We have no intention of fucking around. We're already fairly successful online players (although this is pre- Poker Black Friday). We don't ever play when we're mentally unsound, that means tired, angry, hungry, sad, and especially drunk. We are about to enter a place where we can seek out folks that are not only not-grinders, but folks who are drunk, and we are prepared.

We spend the night at adjacent tables, targeting the people ordering the most drinks and cruising through an easy and super fun night of poker.

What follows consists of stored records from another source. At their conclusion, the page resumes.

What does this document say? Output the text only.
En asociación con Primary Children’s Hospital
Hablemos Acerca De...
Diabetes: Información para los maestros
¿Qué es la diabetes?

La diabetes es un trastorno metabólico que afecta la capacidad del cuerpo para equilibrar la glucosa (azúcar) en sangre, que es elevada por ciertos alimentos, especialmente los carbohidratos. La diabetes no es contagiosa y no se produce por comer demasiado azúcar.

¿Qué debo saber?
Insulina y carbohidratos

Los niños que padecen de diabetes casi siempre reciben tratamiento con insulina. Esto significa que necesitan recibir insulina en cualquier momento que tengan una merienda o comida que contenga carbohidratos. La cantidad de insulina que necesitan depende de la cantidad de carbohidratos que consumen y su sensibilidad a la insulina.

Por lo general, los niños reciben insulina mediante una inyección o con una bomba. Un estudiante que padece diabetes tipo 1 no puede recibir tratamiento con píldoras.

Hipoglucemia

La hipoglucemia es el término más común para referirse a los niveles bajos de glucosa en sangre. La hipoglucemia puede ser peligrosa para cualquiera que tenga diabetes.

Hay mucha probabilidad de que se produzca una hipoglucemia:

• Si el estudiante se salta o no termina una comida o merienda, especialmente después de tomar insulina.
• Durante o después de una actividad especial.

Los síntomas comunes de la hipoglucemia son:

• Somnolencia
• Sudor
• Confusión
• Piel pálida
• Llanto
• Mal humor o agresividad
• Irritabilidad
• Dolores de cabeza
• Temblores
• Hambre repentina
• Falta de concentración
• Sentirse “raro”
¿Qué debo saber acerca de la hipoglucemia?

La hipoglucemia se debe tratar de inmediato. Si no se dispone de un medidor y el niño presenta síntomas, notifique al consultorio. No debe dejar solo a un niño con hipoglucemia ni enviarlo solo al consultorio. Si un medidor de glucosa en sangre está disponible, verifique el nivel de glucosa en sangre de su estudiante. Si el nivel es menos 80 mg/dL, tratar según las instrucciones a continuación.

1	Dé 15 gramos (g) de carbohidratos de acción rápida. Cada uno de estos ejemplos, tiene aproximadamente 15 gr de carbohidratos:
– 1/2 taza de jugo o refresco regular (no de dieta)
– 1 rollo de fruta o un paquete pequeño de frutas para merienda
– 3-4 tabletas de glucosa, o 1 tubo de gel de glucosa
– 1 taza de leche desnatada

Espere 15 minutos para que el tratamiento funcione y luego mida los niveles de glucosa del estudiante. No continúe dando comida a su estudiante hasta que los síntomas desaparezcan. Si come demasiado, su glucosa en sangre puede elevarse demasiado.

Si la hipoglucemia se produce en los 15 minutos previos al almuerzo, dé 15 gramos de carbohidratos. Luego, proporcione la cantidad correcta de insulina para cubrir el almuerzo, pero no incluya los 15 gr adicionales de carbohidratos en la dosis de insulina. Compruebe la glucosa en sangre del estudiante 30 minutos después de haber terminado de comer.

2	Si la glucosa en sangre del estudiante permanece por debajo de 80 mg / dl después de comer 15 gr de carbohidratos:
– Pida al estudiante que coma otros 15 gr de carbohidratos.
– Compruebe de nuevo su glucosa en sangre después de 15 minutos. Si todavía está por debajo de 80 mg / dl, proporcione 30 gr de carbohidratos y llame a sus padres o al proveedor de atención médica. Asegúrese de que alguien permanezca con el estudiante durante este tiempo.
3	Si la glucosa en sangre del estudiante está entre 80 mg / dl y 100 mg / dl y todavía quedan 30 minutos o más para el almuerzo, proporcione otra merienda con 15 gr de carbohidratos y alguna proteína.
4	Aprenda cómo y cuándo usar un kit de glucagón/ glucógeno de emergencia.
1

We play for 5 or 6 hours and then wrap it up, we each make a few hundred dollars on our buy ins and we're happy that we got to play with the grown ups.

I decide to buy exactly 5 dollars of slot play just so that I can see what they are like on the way out. I figure if I make some money, a trip back to the cage is fine with me, and if I don't then it's 5 bucks on my way out of Casino Niagara.

I play some cheap slots and lose until I'm down to exactly 1.00 on my ticket. Fuck it. Let's roll the Jackpot slots in the center of the casino floor. The degenerates among you know what I mean, the one with the big scoreboard above it keeping track of the amount of money it has scammed out of people who know damn well they have no shot at winning a Jackpot.

I win the Jackpot. This son of a bitch is all bells, whistles, and flashing lights while I watch the credit reader roll. This one reads in whole numbers instead of decimals, and as this god forsaken speedometer from hell spins from 1 to 10 I look to my friend and he says

"Holy shit. You just won the jackpot."

This robot prick goes from 10 to 100 as more people gather around.

"Holy shit. This kid just won the jackpot."

100 to 150 and rising. This.metal.piece.of.shit.

More people gather around. Staff now too, we are talking double digit millions here.

150 turns to 199 and then clink. 200.

I look up at the screen, congratulating me on being the only motherfucker in the universe dumb enough to spin a jackpot machine with the minimum bet. Had I saved my 5 dollars for that pull, I'd never have had to work again.

Tldr: tifu by winning the jackpot but only betting the minimum, resulting in winning 200 dollars instead of 20 million.